On Passing

This is not terribly coherent yet, but it’s a thing that has been on my mind.

We talk about “passing privilege” which is the privilege of getting to look more privileged than you actually are. Autistic people who can pretend to be NT can “pass”. So can light-skinned POC, LGB people who dress in a gender normative way and aren’t openly in same-sex relationships, etc.

It’s true that having the option of passing is a privilege. People who can pass and fit in to mainstream culture are usually treated better. However, there are some complications to this.

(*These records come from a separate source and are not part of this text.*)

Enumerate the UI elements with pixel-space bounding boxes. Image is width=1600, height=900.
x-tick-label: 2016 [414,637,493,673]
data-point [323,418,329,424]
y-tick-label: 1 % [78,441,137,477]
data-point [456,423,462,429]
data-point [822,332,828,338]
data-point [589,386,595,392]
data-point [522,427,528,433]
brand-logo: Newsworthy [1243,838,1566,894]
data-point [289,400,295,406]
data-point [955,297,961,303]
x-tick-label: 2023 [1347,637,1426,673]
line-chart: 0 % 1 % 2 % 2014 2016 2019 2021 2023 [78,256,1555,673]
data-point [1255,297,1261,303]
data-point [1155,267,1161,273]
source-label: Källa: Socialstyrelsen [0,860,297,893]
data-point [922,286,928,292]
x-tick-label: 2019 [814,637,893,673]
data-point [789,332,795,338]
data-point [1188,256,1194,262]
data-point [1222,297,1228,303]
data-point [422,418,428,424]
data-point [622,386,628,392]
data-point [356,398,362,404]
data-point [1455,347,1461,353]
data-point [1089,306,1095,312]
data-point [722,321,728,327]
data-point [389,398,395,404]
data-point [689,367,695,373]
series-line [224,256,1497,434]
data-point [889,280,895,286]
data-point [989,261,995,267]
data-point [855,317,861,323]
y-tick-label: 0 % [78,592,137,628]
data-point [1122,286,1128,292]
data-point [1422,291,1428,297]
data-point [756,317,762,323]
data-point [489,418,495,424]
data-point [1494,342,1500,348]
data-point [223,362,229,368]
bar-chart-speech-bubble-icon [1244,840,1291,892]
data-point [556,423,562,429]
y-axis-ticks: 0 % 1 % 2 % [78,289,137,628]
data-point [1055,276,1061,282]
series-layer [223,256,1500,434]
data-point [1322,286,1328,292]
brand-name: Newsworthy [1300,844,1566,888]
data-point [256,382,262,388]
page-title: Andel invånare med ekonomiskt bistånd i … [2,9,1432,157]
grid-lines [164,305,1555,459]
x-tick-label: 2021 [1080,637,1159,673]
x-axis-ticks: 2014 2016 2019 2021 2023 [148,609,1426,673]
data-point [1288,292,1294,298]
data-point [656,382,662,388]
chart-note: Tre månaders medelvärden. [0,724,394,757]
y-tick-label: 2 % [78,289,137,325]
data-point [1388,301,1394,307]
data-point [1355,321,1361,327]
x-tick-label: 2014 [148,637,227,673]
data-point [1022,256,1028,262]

For starters, passing privilege is not just one thing:

  • Some people can pass in some circumstances, but not others
  • Some people choose to pass in some circumstances, but not others
  • Some people have the ability to pass most of the time, but occasionally (temporarily) lose it
  • Some people pass only because people are uninformed and don’t know what they’re seeing. For example, someone who doesn’t know much about the way Asperger syndrome typically manifests in women might not notice that a woman was autistic, even if her behavior made her very visibly and obviously autistic to people who do know about it.
  • Some people pass imperfectly, or pass for a marginalized group that isn’t the one they are actually part of. For example, being called “weird” or “crazy” instead of being seen as disabled. This is not necessarily better.
  • Some people can pass, but only by working very hard on it, when they could be working very hard on something else instead
  • Some people pass, not because they are trying to pass, but because people assume that the majority is the default. So if you don’t loudly proclaim that you are in a minority, people assume you must not be in it
  • Some people have differences that are so hard to see from the outside that people flat-out refuse to believe them when they say the differences exist; they are in a sense forced into passing, even if they don’t want to

Also, passing privilege can be a double edged sword:

  • People usually treat you better if they think you are normal
  • But sometimes your needs are not the same as a normal person’s needs
  • And if you are passing as normal, no one will know how to give you the things you actually need, as opposed to the things that a normal person would need
  • Some people suffer in ways that relate to the reasons they are not normal (for example, chronic pain). Or they suffer because of the hard work they are doing in order to pass, or because of prejudice / microaggressions / other bad things that affect people in their group, but nobody knows that this is happening to them and nobody can help them with it because they are not seen as being in the group that would be hurt by such things
  • Sometimes when you are passing well, but then suddenly have a problem that a normal person would not have, people react badly
  • Sometimes these are the same people who would deny you accomodations if you had chosen not to pass in the first place
  • So you’re damned if you do, damned if you don’t

And the social pressures that come into play here are sort of weird:

  • Sometimes people are told by the majority that if they don’t try hard to act like the majority, they are being bad
  • In reaction to this, groups sometimes apply pressure in the opposite direction: passing is wrong because it caters to the oppressive majority, or because you’re not “being your true self”, or because it will encourage others to hurt themselves trying to pass the way you do, etc
  • But if you interact with more than one group of people in your life, it’s possible (and common) to face pressures in both of these directions at once
  • So it can very quickly turn into another “damned if you do, damned if you don’t”
  • Sometimes people talk as though passing privilege is the only kind of privilege
  • For example, bisexuals in opposite-sex relationships are told that they have “straight privilege”
  • Sometimes people in the majority will do a version of this too; they will tell you that if you can manage to act like a normal person, you aren’t “really” abnormal, it can’t be “that bad”, or you are just making it up for attention or being appropriative
  • This is not true and sucks
  • Being able to pretend you are a thing is not the same as really being that thing on the inside, and being on that thing on the inside will affect your daily life in All The Ways even if others can’t see it

Also

  • People are not always aware of the behaviours that make them seem odd or not-normal (although autism social skills training sometimes tries to make us hyper-aware of these things)
  • Even if we are aware of them, that doesn’t mean we can necessarily consciously control them all the time
  • We are not always consciously aware of the behaviours we adopt in order to pass, either
  • They can be learned survival reflexes
  • Which are just as difficult to consciously control

Tl;dr passing privilege is really complicated, having a choice in the matter IS a privilege, but passing (and choosing not to pass if one is able) are not simple binary choices, and privilege is not reducible to passing.